Michée considéra avec terreur la vieille nourrice que le Tzar retenait toujours par sa houppelande.
—Seigneur Tzar, s'écria-t-il tout-à-coup en tombant à genoux, fais-moi supplicier, mais ne m'impose pas une pareille honte! Plutôt le billot que ce mariage!
Pendant quelque temps, Ivan se tut, puis il partit d'un éclat de rire prolongé. Il lâcha la nourrice, qui s'empressa de fuir en débitant des injures et en crachant de tous les côtés.
—Que voulez-vous, dit enfin le Tzar, j'ai pensé faire votre bonheur à tous deux, mais je ne prétends pas vous marier malgré vous. Continue, comme par le passé, à servir ton maître. Et toi, Nikita, approche ici. Je te pardonne ta seconde faute comme je t'ai remis la première. Quant à ces déguenillés, je n'en ferai pas des opritchniks; ceux-ci pourraient s'en formaliser. Qu'ils aillent à Jizdra s'incorporer dans les troupes de frontières. Puisqu'ils sont amateurs de Tatars, ils en trouveront là. Pour toi, continua le Tzar, d'un ton singulièrement bienveillant, sans aucune teinte d'ironie et en posant sa main sur l'épaule de Sérébrany, reste auprès de moi; je te réconcilierai avec les opritchniks. Lorsque tu nous connaîtras mieux, tu cesseras de nous fuir. C'est une bonne chose que de battre les Tatars, mais j'ai des ennemis pires qu'eux. C'est ceux-ci qu'il faut que tu t'habitues à mordre et à balayer.
Et le Tzar frappa familièrement sur l'épaule de Sérébrany.

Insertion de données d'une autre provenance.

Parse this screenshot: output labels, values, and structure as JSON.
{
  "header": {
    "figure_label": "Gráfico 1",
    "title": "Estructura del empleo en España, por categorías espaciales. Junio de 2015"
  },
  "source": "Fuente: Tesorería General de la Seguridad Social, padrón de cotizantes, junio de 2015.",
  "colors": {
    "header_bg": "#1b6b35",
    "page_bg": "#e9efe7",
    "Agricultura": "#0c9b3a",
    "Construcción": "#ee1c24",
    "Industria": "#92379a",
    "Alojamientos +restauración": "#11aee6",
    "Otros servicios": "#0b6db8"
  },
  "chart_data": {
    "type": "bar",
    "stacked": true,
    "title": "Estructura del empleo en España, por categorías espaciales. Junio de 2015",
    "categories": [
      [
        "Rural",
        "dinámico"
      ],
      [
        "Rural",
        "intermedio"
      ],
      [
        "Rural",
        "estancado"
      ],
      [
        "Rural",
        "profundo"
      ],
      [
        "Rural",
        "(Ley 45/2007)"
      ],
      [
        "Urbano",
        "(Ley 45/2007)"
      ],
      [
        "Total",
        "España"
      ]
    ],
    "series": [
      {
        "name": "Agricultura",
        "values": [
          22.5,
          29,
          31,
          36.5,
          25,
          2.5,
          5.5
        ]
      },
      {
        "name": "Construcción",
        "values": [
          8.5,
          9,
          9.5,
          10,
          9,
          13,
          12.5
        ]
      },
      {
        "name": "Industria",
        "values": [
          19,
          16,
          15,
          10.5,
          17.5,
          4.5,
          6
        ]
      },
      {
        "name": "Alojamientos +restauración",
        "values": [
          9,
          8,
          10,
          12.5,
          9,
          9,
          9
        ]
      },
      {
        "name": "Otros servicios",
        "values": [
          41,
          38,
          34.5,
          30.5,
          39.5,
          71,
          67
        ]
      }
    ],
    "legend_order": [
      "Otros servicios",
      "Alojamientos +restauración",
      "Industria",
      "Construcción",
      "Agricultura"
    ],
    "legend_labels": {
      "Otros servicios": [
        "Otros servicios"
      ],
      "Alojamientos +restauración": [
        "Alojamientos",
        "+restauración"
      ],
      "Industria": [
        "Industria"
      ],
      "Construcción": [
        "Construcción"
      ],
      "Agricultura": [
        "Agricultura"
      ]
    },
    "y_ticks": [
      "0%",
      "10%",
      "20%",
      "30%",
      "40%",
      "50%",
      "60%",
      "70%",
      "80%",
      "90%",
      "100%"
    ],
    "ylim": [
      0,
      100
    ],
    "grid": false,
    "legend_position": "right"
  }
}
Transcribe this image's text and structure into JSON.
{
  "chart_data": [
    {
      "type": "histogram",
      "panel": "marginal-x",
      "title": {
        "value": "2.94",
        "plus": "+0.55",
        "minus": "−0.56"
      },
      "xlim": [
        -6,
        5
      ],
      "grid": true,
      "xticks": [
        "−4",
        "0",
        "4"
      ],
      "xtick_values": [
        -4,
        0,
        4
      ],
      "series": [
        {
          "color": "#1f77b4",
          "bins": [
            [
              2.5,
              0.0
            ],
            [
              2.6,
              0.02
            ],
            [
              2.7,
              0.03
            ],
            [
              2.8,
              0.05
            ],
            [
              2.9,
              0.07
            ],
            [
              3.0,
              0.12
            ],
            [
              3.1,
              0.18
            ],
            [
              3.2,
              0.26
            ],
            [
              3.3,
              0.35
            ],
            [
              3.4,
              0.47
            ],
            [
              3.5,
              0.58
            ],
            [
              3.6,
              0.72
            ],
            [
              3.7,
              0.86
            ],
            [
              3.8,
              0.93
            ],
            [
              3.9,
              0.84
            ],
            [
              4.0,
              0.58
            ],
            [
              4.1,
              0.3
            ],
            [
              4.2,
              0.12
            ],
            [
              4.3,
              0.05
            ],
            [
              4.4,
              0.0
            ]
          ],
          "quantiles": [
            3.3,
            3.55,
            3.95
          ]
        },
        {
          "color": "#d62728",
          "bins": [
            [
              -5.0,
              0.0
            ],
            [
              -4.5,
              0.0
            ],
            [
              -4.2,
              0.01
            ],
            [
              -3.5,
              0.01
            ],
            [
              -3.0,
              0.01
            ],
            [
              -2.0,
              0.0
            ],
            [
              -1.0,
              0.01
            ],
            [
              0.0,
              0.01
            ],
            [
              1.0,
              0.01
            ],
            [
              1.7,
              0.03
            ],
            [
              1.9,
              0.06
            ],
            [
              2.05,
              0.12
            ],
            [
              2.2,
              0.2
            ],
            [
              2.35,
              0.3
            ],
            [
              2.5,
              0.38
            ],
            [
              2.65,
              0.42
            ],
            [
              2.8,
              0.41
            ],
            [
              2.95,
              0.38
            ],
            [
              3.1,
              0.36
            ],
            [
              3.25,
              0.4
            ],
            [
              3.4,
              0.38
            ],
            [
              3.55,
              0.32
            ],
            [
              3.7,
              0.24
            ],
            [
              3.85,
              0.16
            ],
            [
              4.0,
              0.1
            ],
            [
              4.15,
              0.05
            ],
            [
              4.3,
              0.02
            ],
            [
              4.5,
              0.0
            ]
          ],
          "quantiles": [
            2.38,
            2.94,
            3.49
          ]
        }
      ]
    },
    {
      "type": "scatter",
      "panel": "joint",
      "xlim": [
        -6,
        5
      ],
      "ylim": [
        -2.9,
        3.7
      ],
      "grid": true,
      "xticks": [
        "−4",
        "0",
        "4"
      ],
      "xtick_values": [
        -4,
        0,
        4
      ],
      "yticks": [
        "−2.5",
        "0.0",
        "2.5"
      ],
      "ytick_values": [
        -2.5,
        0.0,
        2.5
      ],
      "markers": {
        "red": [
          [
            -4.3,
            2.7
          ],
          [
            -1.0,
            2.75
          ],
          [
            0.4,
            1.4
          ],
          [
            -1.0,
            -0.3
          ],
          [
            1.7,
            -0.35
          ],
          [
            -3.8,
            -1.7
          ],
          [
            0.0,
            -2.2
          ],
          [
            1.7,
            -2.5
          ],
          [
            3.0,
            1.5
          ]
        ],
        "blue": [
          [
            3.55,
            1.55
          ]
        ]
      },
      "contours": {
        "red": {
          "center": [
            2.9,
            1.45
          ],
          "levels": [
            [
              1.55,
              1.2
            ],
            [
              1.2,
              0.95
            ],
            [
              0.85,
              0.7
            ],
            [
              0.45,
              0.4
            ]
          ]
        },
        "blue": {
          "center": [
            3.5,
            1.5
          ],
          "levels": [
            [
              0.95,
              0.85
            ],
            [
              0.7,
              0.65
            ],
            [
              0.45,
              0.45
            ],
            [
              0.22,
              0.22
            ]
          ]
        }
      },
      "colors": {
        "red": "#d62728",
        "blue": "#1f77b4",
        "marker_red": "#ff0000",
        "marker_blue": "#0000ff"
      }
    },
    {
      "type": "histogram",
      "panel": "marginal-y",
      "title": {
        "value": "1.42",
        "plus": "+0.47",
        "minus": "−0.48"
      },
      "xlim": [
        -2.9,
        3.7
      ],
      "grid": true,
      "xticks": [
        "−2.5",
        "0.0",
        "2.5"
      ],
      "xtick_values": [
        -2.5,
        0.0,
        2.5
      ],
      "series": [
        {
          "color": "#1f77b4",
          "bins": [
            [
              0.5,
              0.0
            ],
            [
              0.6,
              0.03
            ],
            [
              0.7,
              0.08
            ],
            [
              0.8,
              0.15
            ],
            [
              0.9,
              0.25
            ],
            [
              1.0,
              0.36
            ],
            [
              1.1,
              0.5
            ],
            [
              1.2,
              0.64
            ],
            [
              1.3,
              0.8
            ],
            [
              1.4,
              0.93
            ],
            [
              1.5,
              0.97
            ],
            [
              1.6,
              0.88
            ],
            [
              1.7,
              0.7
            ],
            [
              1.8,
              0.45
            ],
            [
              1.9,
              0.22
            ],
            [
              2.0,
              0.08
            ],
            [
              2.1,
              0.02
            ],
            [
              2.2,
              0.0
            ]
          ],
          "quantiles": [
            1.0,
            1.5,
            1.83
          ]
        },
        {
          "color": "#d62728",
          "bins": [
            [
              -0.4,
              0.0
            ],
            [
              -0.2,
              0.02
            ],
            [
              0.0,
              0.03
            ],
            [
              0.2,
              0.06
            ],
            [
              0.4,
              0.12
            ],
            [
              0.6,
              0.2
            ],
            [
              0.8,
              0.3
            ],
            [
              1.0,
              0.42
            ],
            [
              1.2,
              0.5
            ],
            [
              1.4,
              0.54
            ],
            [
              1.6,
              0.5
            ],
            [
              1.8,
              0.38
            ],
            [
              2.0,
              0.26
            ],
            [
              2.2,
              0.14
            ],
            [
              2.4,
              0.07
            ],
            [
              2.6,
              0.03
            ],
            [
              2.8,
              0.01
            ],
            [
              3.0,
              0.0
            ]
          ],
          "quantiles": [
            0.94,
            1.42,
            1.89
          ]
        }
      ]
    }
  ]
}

—Nikita, ajouta-t-il avec bienveillance et en tenant toujours sa main sur l'épaule du prince, ton cœur est droit, ton langage est franc: j'ai besoin de serviteurs comme toi. Inscris-toi dans les opritchniks, je te donnerai le poste qu'occupait Viazemski. J'ai foi en toi, tu ne me trahiras pas.
Tous les opritchniks regardèrent Sérébrany avec jalousie; ils voyaient en lui un nouvel astre levant; ceux qui se tenaient un peu loin du Tzar commençaient déjà à chuchoter, à témoigner leur mécontentement de ce que le Tzar, sans faire attention à leurs services, mettait au-dessus d'eux un disgracié, un boyard de vieille roche, un descendant d'une antique race princière.
Mais le cœur de Sérébrany était serré par les paroles d'Ivan. Faisant un violent effort sur lui, il lui dit: Sire, je te remercie de ta faveur, mais permets-moi aussi de rejoindre les troupes des frontières. Je n'ai rien à faire ici, je ne suis pas fait aux mœurs de la Sloboda, tandis que là je puis te servir avec fruit.
—Ah! dit Ivan en retirant sa main de l'épaule de Sérébrany, cela signifie que nous ne convenons pas à son Excellence. Il est apparemment plus honorable de rester avec des voleurs que d'être le capitaine de mes gardes! Eh bien! continua-t-il ironiquement, je ne force l'amitié de personne et ne veux retenir personne malgré lui. Puisque vous vous êtes habitués les uns aux autres, servez ensemble. Bon voyage, ataman de Brigands!